Based on these results, we designed genetic constructs to facilitate the expression of CD137L in CD19R.28z T cells (figure 5A). Sleeping Beauty plasmids encoding for CD19 CAR (CD19R.28z) and CD137L were co-electroporated into peripheral blood mononuclear cells. CD19R.28z-CD137L T cells demonstrated a modest subpopulation of T cells co-expressing CD137L; at day 21, 7.6% of CAR T cells also expressed CD137L (figure 5B). Phenotypic analyses of the differentiation status indicated that the CD19R.28z-CD137L T cells had an increased frequency of naïve-like T cells and, in general, also an increased frequency of CD45RA+ T cells, in comparison to CD19R.28z T cells (online supplemental figure 13). NSG mice were injected with CD19+ NALM-6 human leukemia cells transduced with firefly luciferase (ffLuc), and subsequently (5 days after tumor-cell engraftment) treated with a suboptimal dose of T cells that has very little efficacy in controlling the tumor genetically modified T cells (online supplemental figure 14A). At suboptimal T cell doses, CD19.28z-CD137L T cells showed significantly enhanced anti-tumor activity compared with CD19.28z T cells (figure 5C). These initial results served as proof-of-concept that even <10% CD19R.28z T cells co-expressing CD137L, lead to modest improvement in tumor control compared with CD19R.28z T cells. To improve the frequency of cells co-expressing CD137L and CAR, a lentiviral construct was designed with the CAR and CD137L separated by a T2A ribosomal skipping sequence (figure 5D,E). We next tested the efficacy of the CD19R.28z-CD137L T cells at suboptimal doses and confirmed that these cells showed better control of NALM-6 tumors and enhanced survival of treated mice as compared with the CD19R.28z T cells (figure 5F,G). In aggregate, these results demonstrate that genetically engineered CD19R.28z-CD137L T cells, regardless of the construct or the gene delivery method used, show better control of tumor in leukemia models, compared with CD19R.28z T cells.
Genetically engineered CD137L costimulation in CD19R.28z T cells leads to the complete rejection of established solid tumor
As a more challenging model, we evaluated the ability of CAR T cells expressing CD137L to control established solid tumor.

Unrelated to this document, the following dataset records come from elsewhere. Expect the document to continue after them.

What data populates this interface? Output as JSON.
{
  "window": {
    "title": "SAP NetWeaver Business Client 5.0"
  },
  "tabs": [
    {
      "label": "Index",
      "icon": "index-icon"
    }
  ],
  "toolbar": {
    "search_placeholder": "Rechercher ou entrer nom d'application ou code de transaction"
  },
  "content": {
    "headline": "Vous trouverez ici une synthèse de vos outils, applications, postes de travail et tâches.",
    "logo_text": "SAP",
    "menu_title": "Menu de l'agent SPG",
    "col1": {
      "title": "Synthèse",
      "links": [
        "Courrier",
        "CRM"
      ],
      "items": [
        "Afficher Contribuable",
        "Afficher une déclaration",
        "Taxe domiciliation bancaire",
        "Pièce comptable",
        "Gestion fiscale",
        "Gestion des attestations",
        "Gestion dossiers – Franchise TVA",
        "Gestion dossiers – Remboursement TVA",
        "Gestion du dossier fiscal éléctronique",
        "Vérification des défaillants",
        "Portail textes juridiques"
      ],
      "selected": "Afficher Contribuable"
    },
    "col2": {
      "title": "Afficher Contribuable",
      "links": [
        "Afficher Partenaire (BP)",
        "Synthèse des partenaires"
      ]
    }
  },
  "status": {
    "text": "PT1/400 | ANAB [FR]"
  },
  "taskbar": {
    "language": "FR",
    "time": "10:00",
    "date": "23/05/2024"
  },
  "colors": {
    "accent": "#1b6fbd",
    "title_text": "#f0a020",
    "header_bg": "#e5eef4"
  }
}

We chose the SKOV3-CD19 ovarian cancer model since CD19R.28z T cells only have limited efficacy in this model, and all mice succumb to the aggressive tumor.29 Retrovirally transduced CAR T cells were expanded for 10 days in the presence of exogenous interleukin (IL)-7 and IL-15 (figure 5H).30 Not surprisingly, CD19R.28z T cells had a small but significant reduction in tumor burden, but all the mice had tumor outgrowth (figure 5J,K). By comparison, CD19R.28z-CD137L T cells completely rejected these aggressive tumors, and all mice were tumor-free from day 21 and remained tumor free for 100 days (figure 5J–I). To compare the efficacy of this design to a CAR containing the 41BB (CD137) endodomain, we compared the CD19R.41BBz T cells against the CD19R.28z-CD137L using the SKOV3-CD19 tumors in vivo. Although the CD19R.4-1BBz showed better anti-tumor efficacy than CD19R.28z T cells, wherein 40% of the mice were tumor-free, CD19R.28z-CD137L T cells again demonstrated complete control of the tumors (online supplemental figure 15). Collectively, these results establish that CD19R.28z-CD137L cells are potent effectors in treating both CD19-expressing solid and liquid tumors.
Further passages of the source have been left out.